Burand’s Agency E&O Blog: Tip #21

Do you always verify exposure changes at renewal? The genesis of a common E&O claim is when a commercial client changes their operations and the agency does not catch this at renewal. These claims can be property or casualty related claims. From a property perspective, an insured buys expensive new equipment, a new building, opens a new location, or is operating from a new location and the agency does not know this. A loss occurs and the insured learns it does not have coverage for that property or that coverage does not follow the property or that separate deductibles apply. Often these claims occur around a natural catastrophe.

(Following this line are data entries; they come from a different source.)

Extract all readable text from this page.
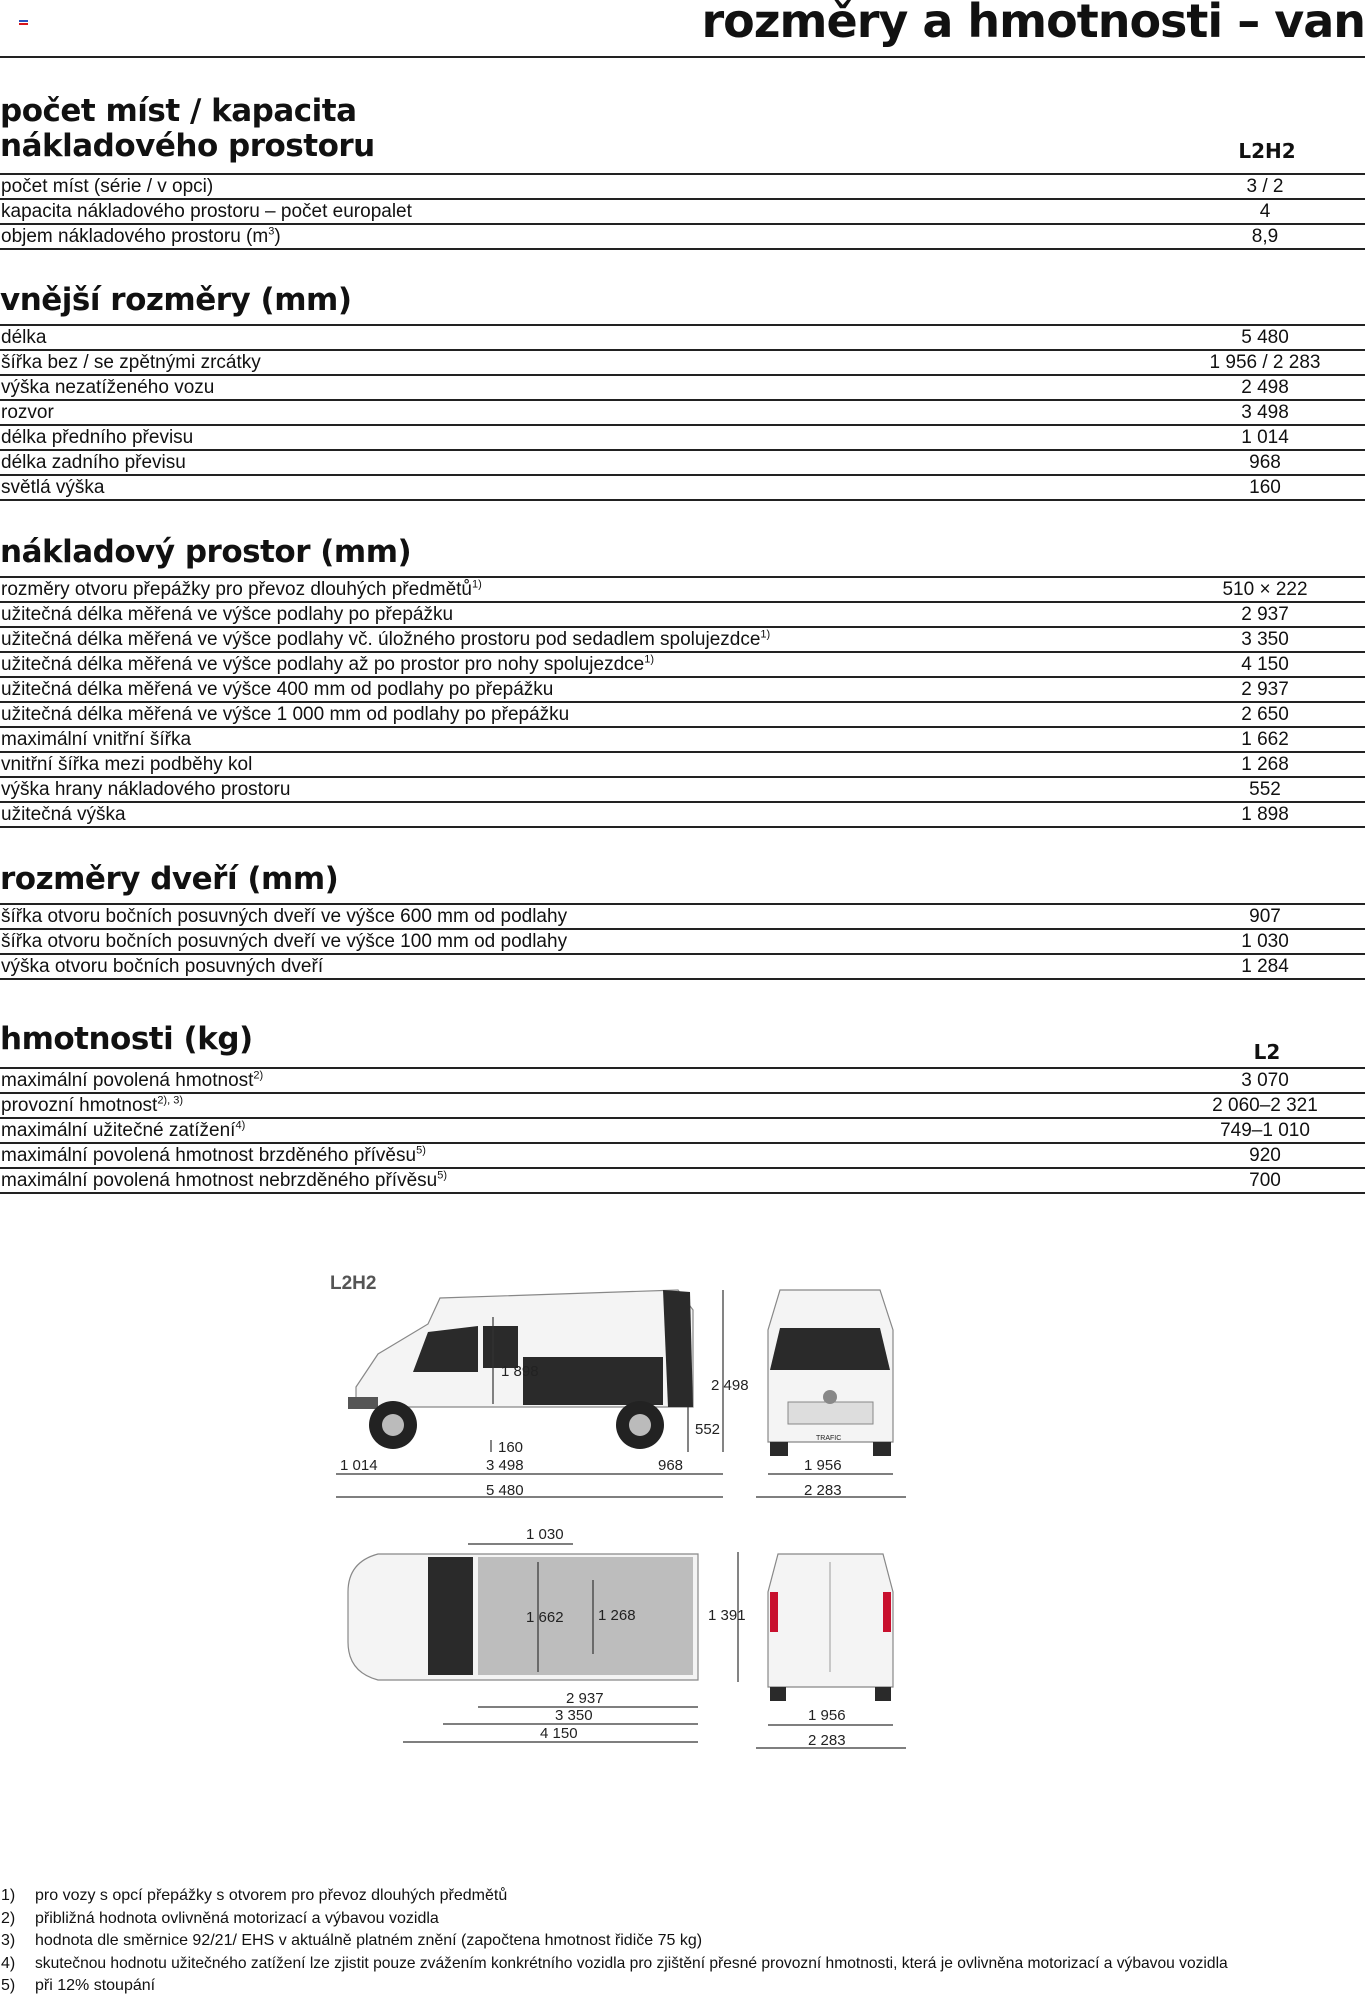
rozměry a hmotnosti – van
počet míst / kapacita nákladového prostoru	L2H2
počet míst (série / v opci)	3 / 2
kapacita nákladového prostoru – počet europalet	4
objem nákladového prostoru $(m^3)$	8,9
vnější rozměry (mm)
délka	5 480
šířka bez / se zpětnými zrcátky	1 956 / 2 283
výška nezatíženého vozu	2 498
rozvor	3 498
délka předního převisu	1 014
délka zadního převisu	968
světlá výška	160
nákladový prostor (mm)
rozměry otvoru přepážky pro převoz dlouhých předmětů$^{1)}$	510 × 222
užitečná délka měřená ve výšce podlahy po přepážku	2 937
užitečná délka měřená ve výšce podlahy vč. úložného prostoru pod sedadlem spolujezdce$^{1)}$	3 350
užitečná délka měřená ve výšce podlahy až po prostor pro nohy spolujezdce$^{1)}$	4 150
užitečná délka měřená ve výšce 400 mm od podlahy po přepážku	2 937
užitečná délka měřená ve výšce 1 000 mm od podlahy po přepážku	2 650
maximální vnitřní šířka	1 662
vnitřní šířka mezi podběhy kol	1 268
výška hrany nákladového prostoru	552
užitečná výška	1 898
rozměry dveří (mm)
šířka otvoru bočních posuvných dveří ve výšce 600 mm od podlahy	907
šířka otvoru bočních posuvných dveří ve výšce 100 mm od podlahy	1 030
výška otvoru bočních posuvných dveří	1 284
hmotnosti (kg)	L2
maximální povolená hmotnost$^{2)}$	3 070
provozní hmotnost$^{2), 3)}$	2 060–2 321
maximální užitečné zatížení$^{4)}$	749–1 010
maximální povolená hmotnost brzděného přívěsu$^{5)}$	920
maximální povolená hmotnost nebrzděného přívěsu$^{5)}$	700
L2H2
1 898
2 498
552
160
1 014	3 498	968
5 480
TRAFIC
1 956
2 283
1 030
1 662 1 268	1 391
2 937
3 350
4 150
1 956
2 283
1) pro vozy s opcí přepážky s otvorem pro převoz dlouhých předmětů
2) přibližná hodnota ovlivněná motorizací a výbavou vozidla
3) hodnota dle směrnice 92/21/ EHS v aktuálně platném znění (započtena hmotnost řidiče 75 kg)
4) skutečnou hodnotu užitečného zatížení lze zjistit pouze zvážením konkrétního vozidla pro zjištění přesné provozní hmotnosti, která je ovlivněna motorizací a výbavou vozidla
5) při 12% stoupání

Casualty claims involving exposure changes are more interesting to me. These claims involve insureds suing agents and insurance companies suing their own agents so extra precaution is required. The insureds sue because they have changed their operations in such a way that their policies do not provide coverage. A good example of this is a change in operations that require some sort of professional liability policy and all the insured has is a CGL policy that excludes professional liability. Carriers sue when a loss occurs for an exposure that is covered, but the company would not have written if they had been aware the insured’s business was now making that product or providing that service.

These claims occur with small accounts just as easily as with large accounts. This fact is why every professional agency will be well served to ask every account every year for a list of all changes in their operations, both property and casualty. If they do not respond, the agency might even consider nonrenewing the policy because again, the risk is not just from the insured suing, but the carrier suing too.